Opinions, Context & Ideas from the TPM Editors TPM Editor's Blog
The fact that gay and lesbian couples are now lining up to get married in Utah of all places - arguably the most conservative state in the country - might tell you this on a symbolic level. But the logic that points to the end of the political fight over gay marriage is more concrete, specific and undeniable.
Utah, rightly, got the most attention. But there were two cases last week. The other one in Ohio dealt with a much narrower question: whether the state had to recognize gay marriages in the issuance of death certificates. But both cases rested on the same essential premise: that if the federal government can't discriminate against gay couples, states - by definition - cannot either.
As Judge Timothy Black put it in the Ohio case: "The question presented is whether a state can do what the federal government cannot -- i.e., discriminate against same-sex couples ... simply because the majority of the voters don't like homosexuality (or at least didn't in 2004). Under the Constitution of the United States, the answer is no."
Both judges, perhaps with an element of trolling or humor, cited Justice Scalia's furious dissent in United States v Windsor, in which he claimed that the Court's decision to overturn DOMA would lead logically and inevitably to overturning every state gay marriage ban in the country.
Now, this might all be written off as the work of two federal trial judges. But the tell is in the response of the 10th Circuit, one of the country's more conservative. When Utah appealed to the 10th Circuit to block further gay marriages until its appeal could be heard on the merits, the judges said no. Because the two standards for such a denial are 'irreparable harm' and likelihood to prevail on appeal, the appellate judges - one Bush appointee, one Obama appointee - seemed to be hinting that Utah is likelihood to lose.
In other words, the inexorable Scalia logic appears clear to them too.

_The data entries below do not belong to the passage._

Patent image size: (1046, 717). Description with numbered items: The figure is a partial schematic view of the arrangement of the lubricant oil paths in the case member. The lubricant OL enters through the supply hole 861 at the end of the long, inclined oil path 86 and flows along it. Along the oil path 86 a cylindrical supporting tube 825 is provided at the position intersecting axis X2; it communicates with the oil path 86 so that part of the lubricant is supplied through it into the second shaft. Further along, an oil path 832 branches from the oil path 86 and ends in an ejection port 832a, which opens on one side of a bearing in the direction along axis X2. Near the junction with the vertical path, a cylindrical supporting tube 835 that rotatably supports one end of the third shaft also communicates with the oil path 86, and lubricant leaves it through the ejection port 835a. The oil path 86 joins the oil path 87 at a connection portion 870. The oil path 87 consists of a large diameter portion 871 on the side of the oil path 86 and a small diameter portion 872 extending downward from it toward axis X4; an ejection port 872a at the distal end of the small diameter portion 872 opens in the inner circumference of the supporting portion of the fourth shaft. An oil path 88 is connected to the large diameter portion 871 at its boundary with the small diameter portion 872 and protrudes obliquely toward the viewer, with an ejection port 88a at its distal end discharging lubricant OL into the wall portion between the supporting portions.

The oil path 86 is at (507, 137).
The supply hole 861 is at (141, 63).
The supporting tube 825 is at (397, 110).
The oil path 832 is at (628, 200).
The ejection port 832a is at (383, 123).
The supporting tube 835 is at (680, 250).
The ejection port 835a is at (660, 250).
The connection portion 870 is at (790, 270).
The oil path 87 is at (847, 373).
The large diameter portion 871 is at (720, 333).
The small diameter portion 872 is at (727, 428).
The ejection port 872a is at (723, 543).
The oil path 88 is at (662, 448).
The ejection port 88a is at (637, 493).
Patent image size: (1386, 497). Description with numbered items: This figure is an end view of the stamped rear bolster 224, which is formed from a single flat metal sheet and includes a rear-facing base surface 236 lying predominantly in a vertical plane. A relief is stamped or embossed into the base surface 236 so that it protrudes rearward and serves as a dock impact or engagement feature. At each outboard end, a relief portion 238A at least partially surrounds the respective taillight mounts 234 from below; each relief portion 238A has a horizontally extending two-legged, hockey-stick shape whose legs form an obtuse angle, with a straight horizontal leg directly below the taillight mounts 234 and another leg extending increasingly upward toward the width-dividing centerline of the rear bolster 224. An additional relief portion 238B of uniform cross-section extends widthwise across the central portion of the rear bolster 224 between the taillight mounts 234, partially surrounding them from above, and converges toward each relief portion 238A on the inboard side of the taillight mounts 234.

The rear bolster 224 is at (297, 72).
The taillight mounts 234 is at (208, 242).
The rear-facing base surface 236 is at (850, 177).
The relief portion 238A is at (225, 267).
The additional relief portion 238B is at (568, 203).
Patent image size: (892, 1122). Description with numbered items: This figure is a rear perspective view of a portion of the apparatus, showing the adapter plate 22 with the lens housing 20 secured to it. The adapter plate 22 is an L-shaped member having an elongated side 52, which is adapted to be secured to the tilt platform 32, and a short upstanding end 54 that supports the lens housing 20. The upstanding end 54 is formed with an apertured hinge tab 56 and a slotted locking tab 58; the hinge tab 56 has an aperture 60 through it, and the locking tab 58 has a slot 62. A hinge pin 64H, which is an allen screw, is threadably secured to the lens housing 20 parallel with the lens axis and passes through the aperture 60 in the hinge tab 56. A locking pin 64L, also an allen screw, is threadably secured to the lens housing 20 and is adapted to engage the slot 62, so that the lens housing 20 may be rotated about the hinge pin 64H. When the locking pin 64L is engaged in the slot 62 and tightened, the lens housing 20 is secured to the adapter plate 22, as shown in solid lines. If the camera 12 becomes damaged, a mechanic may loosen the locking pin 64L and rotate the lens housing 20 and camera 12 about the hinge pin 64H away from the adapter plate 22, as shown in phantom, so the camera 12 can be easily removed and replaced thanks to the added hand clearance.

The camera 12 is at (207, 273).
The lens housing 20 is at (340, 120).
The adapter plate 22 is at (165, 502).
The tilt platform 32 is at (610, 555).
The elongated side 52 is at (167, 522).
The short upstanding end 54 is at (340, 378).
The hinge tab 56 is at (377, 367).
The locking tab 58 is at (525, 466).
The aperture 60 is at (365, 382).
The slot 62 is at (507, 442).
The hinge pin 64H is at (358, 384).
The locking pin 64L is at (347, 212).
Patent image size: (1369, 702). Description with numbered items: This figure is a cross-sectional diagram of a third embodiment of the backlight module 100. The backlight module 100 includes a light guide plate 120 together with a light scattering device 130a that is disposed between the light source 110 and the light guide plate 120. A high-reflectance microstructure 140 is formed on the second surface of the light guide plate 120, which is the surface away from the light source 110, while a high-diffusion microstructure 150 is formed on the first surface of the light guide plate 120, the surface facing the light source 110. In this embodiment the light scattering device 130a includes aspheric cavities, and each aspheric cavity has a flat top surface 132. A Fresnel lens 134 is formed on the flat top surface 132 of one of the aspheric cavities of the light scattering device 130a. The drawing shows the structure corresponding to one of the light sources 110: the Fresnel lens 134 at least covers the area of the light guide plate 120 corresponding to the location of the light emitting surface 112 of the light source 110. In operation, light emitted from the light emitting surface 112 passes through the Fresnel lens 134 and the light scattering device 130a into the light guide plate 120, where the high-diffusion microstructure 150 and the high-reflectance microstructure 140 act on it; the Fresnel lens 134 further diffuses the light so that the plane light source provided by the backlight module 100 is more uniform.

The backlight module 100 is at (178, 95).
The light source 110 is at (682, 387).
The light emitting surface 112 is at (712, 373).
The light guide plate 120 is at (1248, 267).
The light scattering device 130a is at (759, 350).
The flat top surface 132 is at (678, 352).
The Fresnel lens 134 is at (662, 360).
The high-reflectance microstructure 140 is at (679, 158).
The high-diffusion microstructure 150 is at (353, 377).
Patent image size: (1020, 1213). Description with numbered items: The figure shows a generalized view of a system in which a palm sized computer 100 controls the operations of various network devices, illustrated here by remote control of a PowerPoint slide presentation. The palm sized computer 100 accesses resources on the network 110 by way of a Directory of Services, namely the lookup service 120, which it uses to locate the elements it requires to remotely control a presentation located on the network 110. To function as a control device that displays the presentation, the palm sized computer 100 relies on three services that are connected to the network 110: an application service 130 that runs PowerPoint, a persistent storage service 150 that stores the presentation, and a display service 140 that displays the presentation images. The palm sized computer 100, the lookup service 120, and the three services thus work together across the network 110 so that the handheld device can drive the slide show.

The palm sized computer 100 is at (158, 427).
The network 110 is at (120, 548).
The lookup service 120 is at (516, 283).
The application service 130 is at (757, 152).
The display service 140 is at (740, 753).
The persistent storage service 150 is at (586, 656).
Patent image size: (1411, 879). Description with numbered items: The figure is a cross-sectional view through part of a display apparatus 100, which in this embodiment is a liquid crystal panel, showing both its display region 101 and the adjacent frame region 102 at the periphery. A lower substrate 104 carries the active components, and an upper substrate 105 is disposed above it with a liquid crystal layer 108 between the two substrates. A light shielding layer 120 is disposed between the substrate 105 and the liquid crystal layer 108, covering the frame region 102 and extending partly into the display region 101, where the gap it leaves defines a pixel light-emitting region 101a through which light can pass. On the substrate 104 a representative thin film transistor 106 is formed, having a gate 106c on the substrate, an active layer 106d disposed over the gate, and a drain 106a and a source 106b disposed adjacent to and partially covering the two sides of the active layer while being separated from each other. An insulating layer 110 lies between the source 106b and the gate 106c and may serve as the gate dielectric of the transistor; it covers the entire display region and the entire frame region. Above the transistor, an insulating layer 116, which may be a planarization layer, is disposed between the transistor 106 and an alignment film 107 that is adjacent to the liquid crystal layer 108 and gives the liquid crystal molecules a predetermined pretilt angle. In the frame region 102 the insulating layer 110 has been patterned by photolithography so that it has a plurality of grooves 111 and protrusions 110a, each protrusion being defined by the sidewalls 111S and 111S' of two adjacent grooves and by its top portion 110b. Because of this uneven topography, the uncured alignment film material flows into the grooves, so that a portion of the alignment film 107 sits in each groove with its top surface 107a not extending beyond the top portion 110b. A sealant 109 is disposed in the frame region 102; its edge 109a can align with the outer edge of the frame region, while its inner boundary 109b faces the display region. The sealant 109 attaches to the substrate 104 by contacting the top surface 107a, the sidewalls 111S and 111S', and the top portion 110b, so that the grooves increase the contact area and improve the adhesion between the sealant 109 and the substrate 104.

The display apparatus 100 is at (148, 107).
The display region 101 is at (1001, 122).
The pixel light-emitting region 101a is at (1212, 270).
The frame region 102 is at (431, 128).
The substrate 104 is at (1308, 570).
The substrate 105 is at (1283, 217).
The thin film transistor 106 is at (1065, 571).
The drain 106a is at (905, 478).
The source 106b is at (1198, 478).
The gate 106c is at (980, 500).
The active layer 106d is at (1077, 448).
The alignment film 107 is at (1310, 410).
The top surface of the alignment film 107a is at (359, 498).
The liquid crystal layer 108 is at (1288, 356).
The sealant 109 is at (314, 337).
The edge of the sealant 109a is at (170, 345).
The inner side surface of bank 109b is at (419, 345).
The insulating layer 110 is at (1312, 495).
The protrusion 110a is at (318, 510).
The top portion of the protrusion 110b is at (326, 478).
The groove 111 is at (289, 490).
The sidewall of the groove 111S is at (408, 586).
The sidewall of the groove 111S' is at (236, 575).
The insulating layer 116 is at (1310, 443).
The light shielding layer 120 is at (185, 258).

Now there are some conceivable federalism grounds where you could maybe eke out a reason why the Constitution bars the federal government from doing something but allows it to states. But it's a big stretch and probably an impossible one in a country where opposition to same sex marriage is declining rapidly every year.
There's also the real world reality that the 10th Circuit denial of a stay seems certain to guarantee a pretty substantial population of same sex couples in Utah by the time the appellate Court actually comes to a decision.
In this sense - and not to be overly dramatic - it's almost reminiscent of the Fall of the Berlin Wall - when actions on the ground, literally on the ground, swept a lot of details and technicalities before it and presented authorities with faits accompli, which they were likely to accept eventually, much more rapidly than they would have preferred.
So yes, this will percolate a bit, as they say. Decisions will come up through the individual Circuits. In pretty short order, the Supreme Court will be forced to revisit the issue. And their logic in the Windsor case will join forces with the march of public opinion to make it almost impossible for them not to issue a broad ruling which invalidates every gay marriage ban in country.
I think everybody, on each side of the issue, has realized for the past two or three years that it is only a matter of time until this happens. But the decade or so of different policies from state to state now appears quite unlikely. I don't want to end without noting that a lot of lawyering remains to be done. Nothing is ever certain. And even when it's all but certain it's still not easy. But I see little way to look at the last week and not conclude that gay marriage will be the law of the land in every state in the country in the near future. Probably during the Obama presidency and maybe sooner still.